Plastic, one of our main allies in the battle against the coronavirus? “We are witnessing a great return of plastic in this period of health crisis, which reminds us of its main virtues” , confirms Stéphane Bruzaud, university professor at the University of South Brittany, in Lorient, specialist in plastic and bioplastics .
A return to grace, even: single-use plastic, hitherto much criticized for its environmental damage, is indeed sought after for its protective virtues. Its practicality and its small cost – thanks to the fall in oil prices – also plays in its favor.
But plastic also shows its limits. Studies estimate that Covid-19 would survive between two and six days on this material. And of course it generates a considerable mass of waste.

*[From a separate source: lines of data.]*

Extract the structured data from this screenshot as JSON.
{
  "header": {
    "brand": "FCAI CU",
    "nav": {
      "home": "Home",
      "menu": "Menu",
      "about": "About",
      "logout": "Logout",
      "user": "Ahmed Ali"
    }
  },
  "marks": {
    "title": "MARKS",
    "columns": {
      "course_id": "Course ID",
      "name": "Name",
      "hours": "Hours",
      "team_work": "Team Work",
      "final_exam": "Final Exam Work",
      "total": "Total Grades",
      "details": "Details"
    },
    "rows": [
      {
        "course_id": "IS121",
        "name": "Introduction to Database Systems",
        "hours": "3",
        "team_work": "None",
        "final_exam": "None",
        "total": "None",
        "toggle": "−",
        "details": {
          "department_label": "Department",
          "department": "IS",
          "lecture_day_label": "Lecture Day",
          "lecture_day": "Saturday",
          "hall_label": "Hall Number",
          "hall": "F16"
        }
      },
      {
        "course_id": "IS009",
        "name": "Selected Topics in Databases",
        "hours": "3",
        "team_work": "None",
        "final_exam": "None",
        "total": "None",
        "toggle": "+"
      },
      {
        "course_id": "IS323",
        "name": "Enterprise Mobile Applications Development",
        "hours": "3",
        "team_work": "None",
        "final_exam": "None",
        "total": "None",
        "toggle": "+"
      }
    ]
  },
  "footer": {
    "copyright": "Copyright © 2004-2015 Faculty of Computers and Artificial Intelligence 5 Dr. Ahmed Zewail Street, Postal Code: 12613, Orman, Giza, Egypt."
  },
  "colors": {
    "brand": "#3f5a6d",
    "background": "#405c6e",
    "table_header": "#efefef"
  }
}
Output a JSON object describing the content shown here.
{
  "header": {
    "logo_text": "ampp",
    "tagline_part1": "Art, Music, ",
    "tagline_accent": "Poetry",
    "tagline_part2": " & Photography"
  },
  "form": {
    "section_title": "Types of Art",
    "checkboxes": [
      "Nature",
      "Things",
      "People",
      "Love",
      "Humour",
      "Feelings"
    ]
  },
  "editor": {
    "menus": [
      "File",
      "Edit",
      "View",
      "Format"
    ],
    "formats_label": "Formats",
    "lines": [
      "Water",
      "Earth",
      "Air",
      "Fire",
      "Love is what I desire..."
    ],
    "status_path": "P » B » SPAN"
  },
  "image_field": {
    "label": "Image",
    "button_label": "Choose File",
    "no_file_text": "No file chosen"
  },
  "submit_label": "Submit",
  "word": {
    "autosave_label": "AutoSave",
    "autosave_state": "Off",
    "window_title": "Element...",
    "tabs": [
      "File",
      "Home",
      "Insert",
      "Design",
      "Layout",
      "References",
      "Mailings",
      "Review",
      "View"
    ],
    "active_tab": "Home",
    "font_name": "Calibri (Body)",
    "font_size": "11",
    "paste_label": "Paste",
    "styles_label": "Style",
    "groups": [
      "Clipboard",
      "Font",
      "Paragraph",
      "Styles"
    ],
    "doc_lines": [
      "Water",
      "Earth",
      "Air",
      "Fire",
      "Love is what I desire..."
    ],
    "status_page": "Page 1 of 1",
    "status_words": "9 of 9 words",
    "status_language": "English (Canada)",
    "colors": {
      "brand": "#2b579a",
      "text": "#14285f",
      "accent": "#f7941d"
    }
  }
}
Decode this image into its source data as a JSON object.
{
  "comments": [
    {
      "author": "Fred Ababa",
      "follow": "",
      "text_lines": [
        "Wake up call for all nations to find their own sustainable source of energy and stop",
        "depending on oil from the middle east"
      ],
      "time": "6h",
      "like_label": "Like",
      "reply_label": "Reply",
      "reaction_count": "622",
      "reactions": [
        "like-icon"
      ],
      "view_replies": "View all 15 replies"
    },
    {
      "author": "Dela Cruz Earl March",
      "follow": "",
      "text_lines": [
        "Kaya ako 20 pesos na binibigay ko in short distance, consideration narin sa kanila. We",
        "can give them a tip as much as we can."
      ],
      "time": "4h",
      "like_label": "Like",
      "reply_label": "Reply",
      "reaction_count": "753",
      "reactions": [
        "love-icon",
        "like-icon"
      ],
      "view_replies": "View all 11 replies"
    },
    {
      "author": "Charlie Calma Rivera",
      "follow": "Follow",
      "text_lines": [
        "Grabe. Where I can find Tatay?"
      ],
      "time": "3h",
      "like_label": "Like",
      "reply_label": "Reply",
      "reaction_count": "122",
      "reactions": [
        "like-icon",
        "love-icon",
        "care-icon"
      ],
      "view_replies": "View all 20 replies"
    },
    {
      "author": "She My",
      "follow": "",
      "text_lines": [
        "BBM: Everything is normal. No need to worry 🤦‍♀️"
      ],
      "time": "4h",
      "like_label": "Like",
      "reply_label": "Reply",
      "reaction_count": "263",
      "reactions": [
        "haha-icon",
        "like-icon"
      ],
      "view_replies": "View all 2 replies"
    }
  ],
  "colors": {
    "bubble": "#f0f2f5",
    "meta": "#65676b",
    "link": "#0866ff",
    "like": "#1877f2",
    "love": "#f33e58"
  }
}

The very ones that recent regulations were trying to reduce. Thus, the 1 st January, the prohibition of certain plastic disposable products such as cotton swabs or disposable tableware came into force in France, with a view to total abolition of these products by 2040.
A report by the NGO Ecoembes indicates for example that in Spain, the quantity of plastic waste collected in yellow trash cans increased by 15% in 4 weeks of state of emergency; surgical masks pollute many beaches, such as those of the Soko Islands, near Hong Kong.
Plastic pollution continues to be one of the main environmental threats on the planet, according to the latest report from the United Nations Environment Program (UNEP) published in 2019.
“Reduce, reuse, recycle” , these are the challenges that Stéphane Bruzaud identifies in a world that seems far from being able to do without plastic.